Year after year, floods and water-related disasters continue to cause enormous damage worldwide.
According to the United Nations Office for Disaster Risk Reduction (UNDRR), floods and water-related hazards account for 35–40% of all climate-related disasters globally.
The economic burden is staggering. Direct and indirect losses from flooding, spanning infrastructure, property, health, housing, education, livelihoods and social systems, amount to THB13.97 trillion annually.
Over the past decade, economic losses from natural disasters have steadily increased.
Experts warn that both the severity and frequency of flooding are rising, particularly in regions with dense populations and fragile infrastructure such as Southeast Asia, South Asia and Africa.
The key driver is a warming planet. The UN’s Intergovernmental Panel on Climate Change (IPCC) reports that a 1–1.5°C rise in global temperature enables the atmosphere to hold significantly more moisture, increasing rainfall intensity.
Heavy rainfall events are projected to increase by 7% for every 1°C of global warming.
This means short, intense downpours are becoming more common, raising the risk of flash floods.
At the same time, the global sea level is rising by an average of 4.62 mm per year, worsening coastal flooding and slowing drainage to the sea.
These trends are no longer anomalies — they are rapidly becoming the world’s new normal.
A clear example is the recent Hat Yai floods, driven by several consecutive days of “stationary rainfall” combined with high sea levels, resulting in severe and widespread damage.
Five major flood events of 2025 that caused massive economic losses
1. Sumatra, Indonesia (October–November 2025)
A cyclone brought several days of intense, unrelenting rainfall, triggering flash floods and widespread landslides across northern Sumatra.
Relief teams were only able to begin restoring access in the fifth week after water levels finally receded.
As of November 29, 2025, at least 303 people had died, with hundreds still missing and tens of thousands displaced.
Preliminary economic losses are estimated at THB360 billion, the most serious flood-related damage in Southeast Asia in 2025, largely due to flash floods and landslides striking densely populated communities.
2. South Korea (July–August 2025)
Continuous heavy rainfall during the monsoon season caused several rivers to overflow, leading to flash floods and landslides, especially in mountainous and peri-urban areas.
At least 23 people died, and tens of thousands were affected, with extensive agricultural lands submerged.
Initial damage assessments place economic losses at THB280 billion, the highest flood-related loss recorded in South Korea in 2025.
3. Bolivia (January–March 2025)
Weeks of prolonged heavy rainfall during an extended wet season inundated communities across several regions.
Around 55 people died, and the floods affected half a million households, prompting large-scale evacuations.

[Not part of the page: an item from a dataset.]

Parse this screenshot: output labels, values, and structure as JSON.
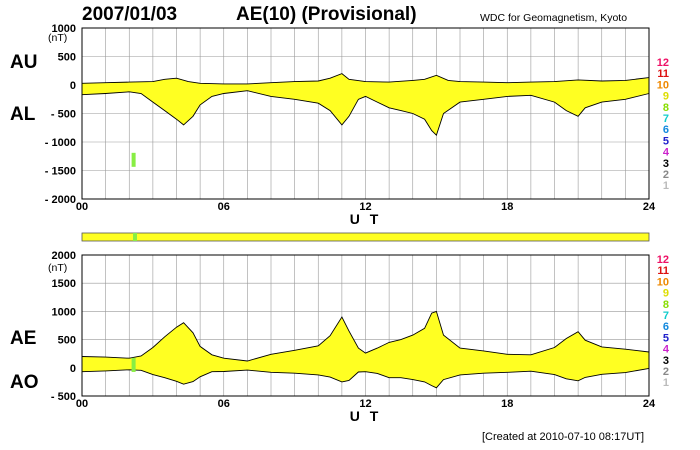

The estimated economic toll stands at around THB140 billion.
4. Himalayan region (June–September 2025)
Flooding was triggered when glacial lakes, formed from rapidly melting ice, overflowed.
Sediment dams collapsed suddenly after multiple melt-ponds merged into larger lakes, releasing massive torrents of water compounded by heavy rainfall.
The steep terrain made rescue and recovery extremely difficult. Economic losses are estimated at THB72 billion.
Although casualties were relatively low due to sparse populations, the event is a stark indicator of accelerating climate-induced changes in the world’s high-mountain regions.
5. Coastal cities across Africa, Latin America and Asia (throughout 2025)
While reported separately by each country, coastal flooding across multiple continents collectively represents a severe global pattern. Persistent rainfall, high tides and climate-driven sea-level rise caused repeated flash floods in low-lying coastal and riverine cities.
Tens of thousands of people were affected, and economic losses are estimated at THB54 billion, with some areas experiencing recurrent flooding.
These cases show a consistent pattern: most severe floods in 2025 were driven by prolonged, intense rainfall, and the worst damage occurred in densely populated or economically significant urban areas.
Phrases such as “unusual rainfall” or “one-in-300-year storms” may unintentionally mislead the public and decision-makers into treating these events as rare anomalies. In reality, rainfall of this magnitude may soon be normal.
With the planet continuing to warm, and expected to warm further, these extreme events will increasingly shape people’s daily lives.
Preparedness at every level, national, provincial, community and household, is now more critical than ever. Those who continue to believe such disasters are “not normal” risk being caught off guard.
IPCC findings reinforce this: intense rainfall events are projected to increase across many regions worldwide, signalling a long-term shift in the global climate system.
What once seemed unimaginable is becoming a normal part of life.